The timing of flowering is of great importance in both agricultural and horticultural crops. In horticultural crops the product is often the flowers. In food, feed crops, or fiber crops, such as the cereals rice, wheat, maize, barley, oats, soybeans, canola, cotton, sunflower, tomato, and broccoli, the product is often the flower or the result of flowering—fruits, seeds, or seedpods. Identifying new genes that are involved in flowering-time control will lead to new strategies to optimize flower, fruit, and seed production by genetic manipulations. For example, in certain crops accelerating the onset of flowering would permit the crops to be grown in a region where the growing season is otherwise too short, or permit multiple crops in a region where only one crop is currently possible.
There are also crops in which the non-flowering parts of the plant are the useful parts. In such crops preventing or substantially delaying flowering will increase the yield of these useful parts.
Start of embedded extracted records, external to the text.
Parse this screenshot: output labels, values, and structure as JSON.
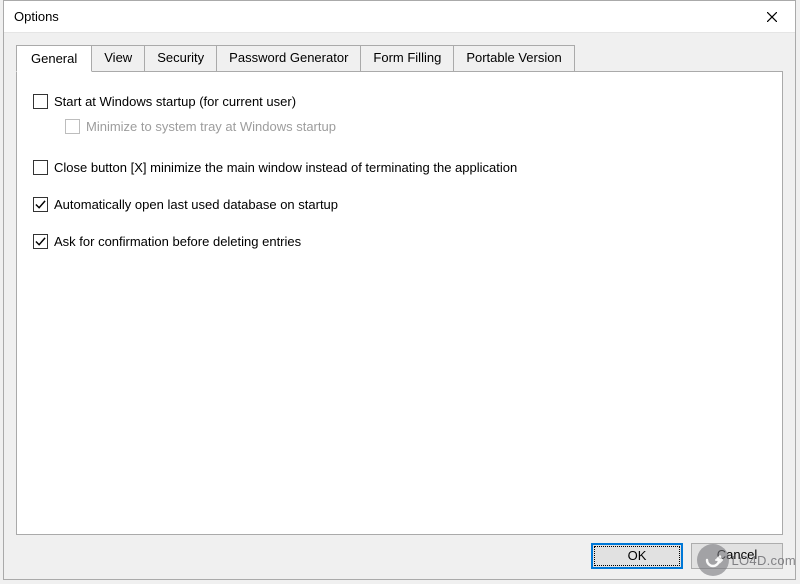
{
  "window": {
    "title": "Options"
  },
  "tabs": [
    {
      "label": "General",
      "active": true
    },
    {
      "label": "View",
      "active": false
    },
    {
      "label": "Security",
      "active": false
    },
    {
      "label": "Password Generator",
      "active": false
    },
    {
      "label": "Form Filling",
      "active": false
    },
    {
      "label": "Portable Version",
      "active": false
    }
  ],
  "options": {
    "start_at_startup": {
      "label": "Start at Windows startup (for current user)",
      "checked": false,
      "enabled": true
    },
    "minimize_tray": {
      "label": "Minimize to system tray at Windows startup",
      "checked": false,
      "enabled": false
    },
    "close_minimizes": {
      "label": "Close button [X] minimize the main window instead of terminating the application",
      "checked": false,
      "enabled": true
    },
    "open_last_db": {
      "label": "Automatically open last used database on startup",
      "checked": true,
      "enabled": true
    },
    "confirm_delete": {
      "label": "Ask for confirmation before deleting entries",
      "checked": true,
      "enabled": true
    }
  },
  "buttons": {
    "ok": "OK",
    "cancel": "Cancel"
  },
  "watermark": "LO4D.com"
}
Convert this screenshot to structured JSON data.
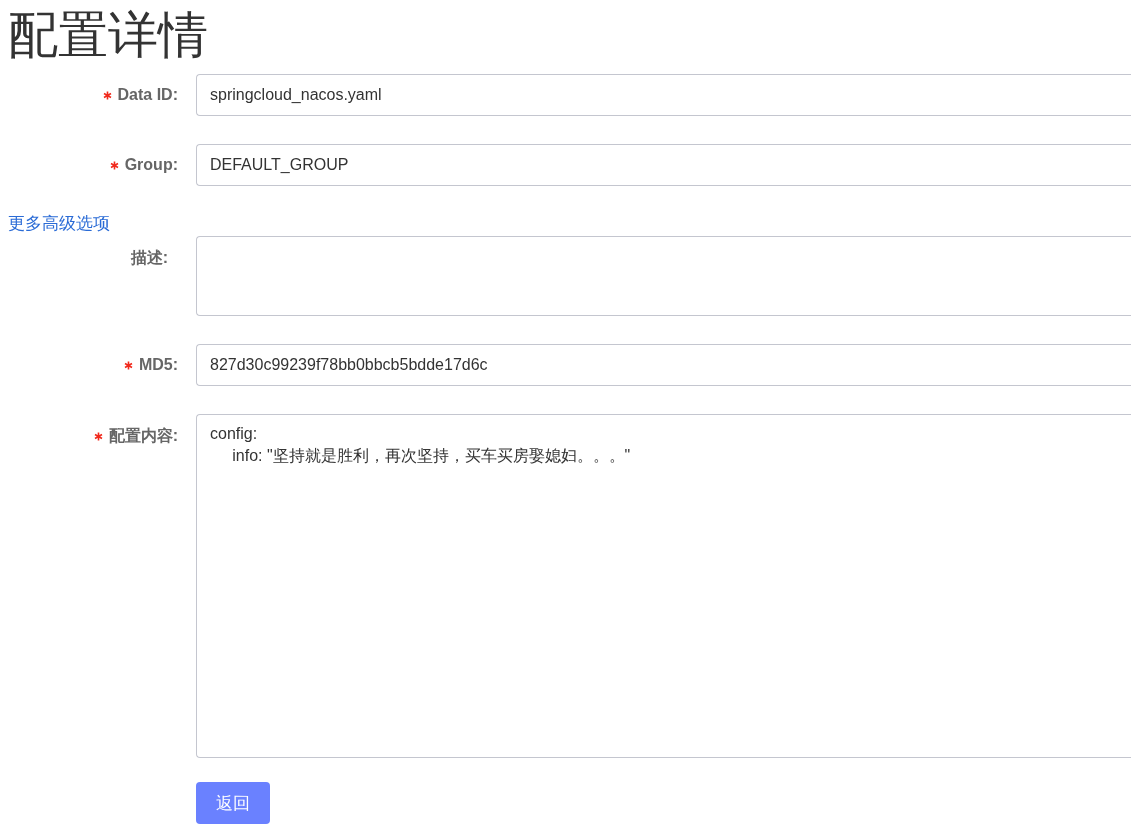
{
  "page_title": "配置详情",
  "fields": [
    {
      "kind": "input",
      "label": "Data ID:",
      "required": true,
      "value": "springcloud_nacos.yaml"
    },
    {
      "kind": "input",
      "label": "Group:",
      "required": true,
      "value": "DEFAULT_GROUP"
    },
    {
      "kind": "link",
      "text": "更多高级选项"
    },
    {
      "kind": "textarea",
      "label": "描述:",
      "required": false
    },
    {
      "kind": "input",
      "label": "MD5:",
      "required": true,
      "value": "827d30c99239f78bb0bbcb5bdde17d6c"
    },
    {
      "kind": "editor",
      "label": "配置内容:",
      "required": true,
      "value": "config:\n     info: \"坚持就是胜利，再次坚持，买车买房娶媳妇。。。\""
    }
  ],
  "buttons": [
    {
      "label": "返回"
    }
  ]
}
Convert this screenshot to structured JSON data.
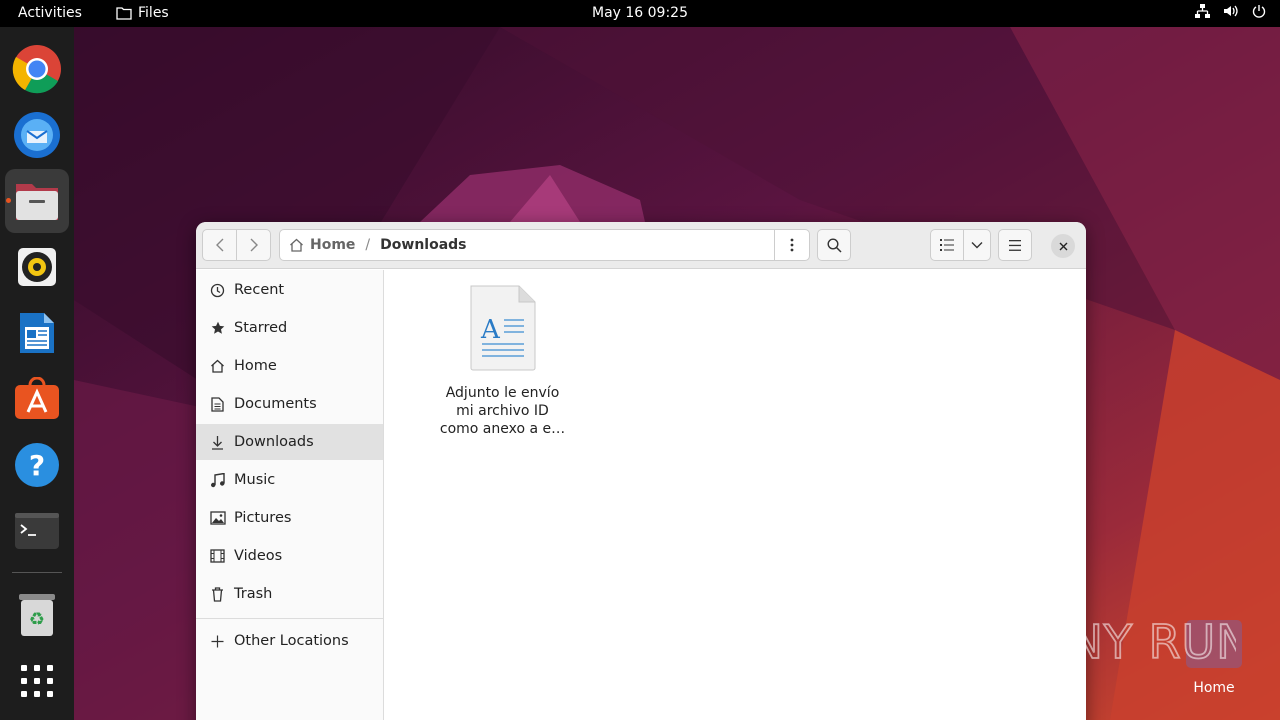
{
  "topbar": {
    "activities": "Activities",
    "app_name": "Files",
    "clock": "May 16  09:25"
  },
  "dock": {
    "items": [
      {
        "name": "chrome-icon"
      },
      {
        "name": "thunderbird-icon"
      },
      {
        "name": "files-icon",
        "active": true
      },
      {
        "name": "rhythmbox-icon"
      },
      {
        "name": "libreoffice-writer-icon"
      },
      {
        "name": "app-center-icon"
      },
      {
        "name": "help-icon"
      },
      {
        "name": "terminal-icon"
      },
      {
        "name": "trash-icon"
      },
      {
        "name": "show-apps-icon"
      }
    ]
  },
  "window": {
    "path": {
      "home": "Home",
      "separator": "/",
      "current": "Downloads"
    },
    "sidebar": {
      "items": [
        {
          "label": "Recent",
          "icon": "clock-icon"
        },
        {
          "label": "Starred",
          "icon": "star-icon"
        },
        {
          "label": "Home",
          "icon": "home-icon"
        },
        {
          "label": "Documents",
          "icon": "document-icon"
        },
        {
          "label": "Downloads",
          "icon": "download-icon",
          "selected": true
        },
        {
          "label": "Music",
          "icon": "music-icon"
        },
        {
          "label": "Pictures",
          "icon": "picture-icon"
        },
        {
          "label": "Videos",
          "icon": "video-icon"
        },
        {
          "label": "Trash",
          "icon": "trash-icon"
        }
      ],
      "other_locations": "Other Locations"
    },
    "files": [
      {
        "name_lines": [
          "Adjunto le envío",
          "mi archivo ID",
          "como anexo a e…"
        ],
        "icon": "text-document-icon"
      }
    ]
  },
  "desktop": {
    "home_label": "Home",
    "watermark": "ANY RUN"
  },
  "colors": {
    "accent": "#e95420",
    "topbar": "#000000",
    "dock": "#1d1d1d"
  }
}
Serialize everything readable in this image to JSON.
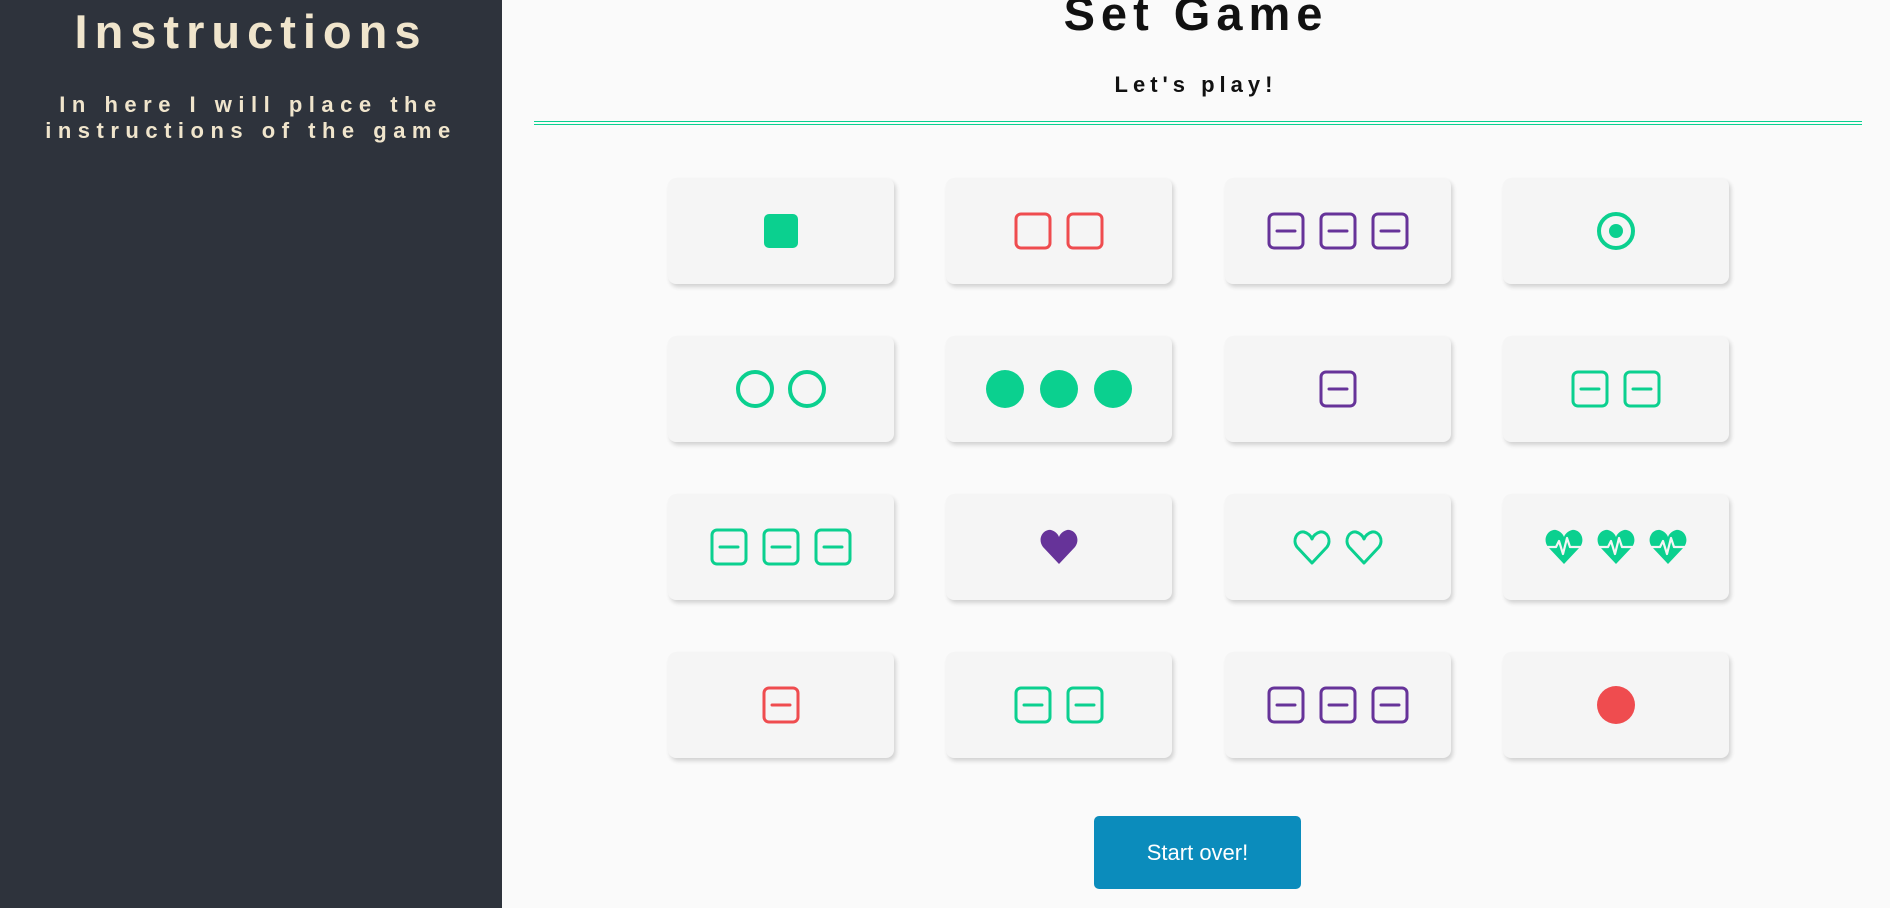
{
  "sidebar": {
    "title": "Instructions",
    "text": "In here I will place the instructions of the game"
  },
  "header": {
    "title": "Set Game",
    "subtitle": "Let's play!"
  },
  "colors": {
    "green": "#0bd08f",
    "red": "#ef4c4f",
    "purple": "#663399",
    "sidebar_bg": "#2e333c",
    "sidebar_text": "#f0e5cc",
    "button": "#0b8cbc"
  },
  "cards": [
    {
      "shape": "square",
      "count": 1,
      "color": "green",
      "fill": "solid"
    },
    {
      "shape": "square",
      "count": 2,
      "color": "red",
      "fill": "outline"
    },
    {
      "shape": "minus-square",
      "count": 3,
      "color": "purple",
      "fill": "outline"
    },
    {
      "shape": "dot-circle",
      "count": 1,
      "color": "green",
      "fill": "outline"
    },
    {
      "shape": "circle",
      "count": 2,
      "color": "green",
      "fill": "outline"
    },
    {
      "shape": "circle",
      "count": 3,
      "color": "green",
      "fill": "solid"
    },
    {
      "shape": "minus-square",
      "count": 1,
      "color": "purple",
      "fill": "outline"
    },
    {
      "shape": "minus-square",
      "count": 2,
      "color": "green",
      "fill": "outline"
    },
    {
      "shape": "minus-square",
      "count": 3,
      "color": "green",
      "fill": "outline"
    },
    {
      "shape": "heart",
      "count": 1,
      "color": "purple",
      "fill": "solid"
    },
    {
      "shape": "heart",
      "count": 2,
      "color": "green",
      "fill": "outline"
    },
    {
      "shape": "heartbeat",
      "count": 3,
      "color": "green",
      "fill": "solid"
    },
    {
      "shape": "minus-square",
      "count": 1,
      "color": "red",
      "fill": "outline"
    },
    {
      "shape": "minus-square",
      "count": 2,
      "color": "green",
      "fill": "outline"
    },
    {
      "shape": "minus-square",
      "count": 3,
      "color": "purple",
      "fill": "outline"
    },
    {
      "shape": "circle",
      "count": 1,
      "color": "red",
      "fill": "solid"
    }
  ],
  "button": {
    "label": "Start over!"
  }
}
Examples of plants in which delaying or preventing flowering would be desirable include forage crops such as alfalfa and clover, and vegetables such as cabbage and related Brassicas, spinach and lettuce. In crops in which underground parts are used, such as sugar beet or potato, delaying or preventing flowering should increase yield. Also, in sugar beet, prevention of flowering will permit more energy to be devoted to sugar production. Likewise the yield of wood and biomass crops will be increased by delaying flowering. Identifying new genes that are involved in flowering time control will provide new tools to delay flowering in the above plants.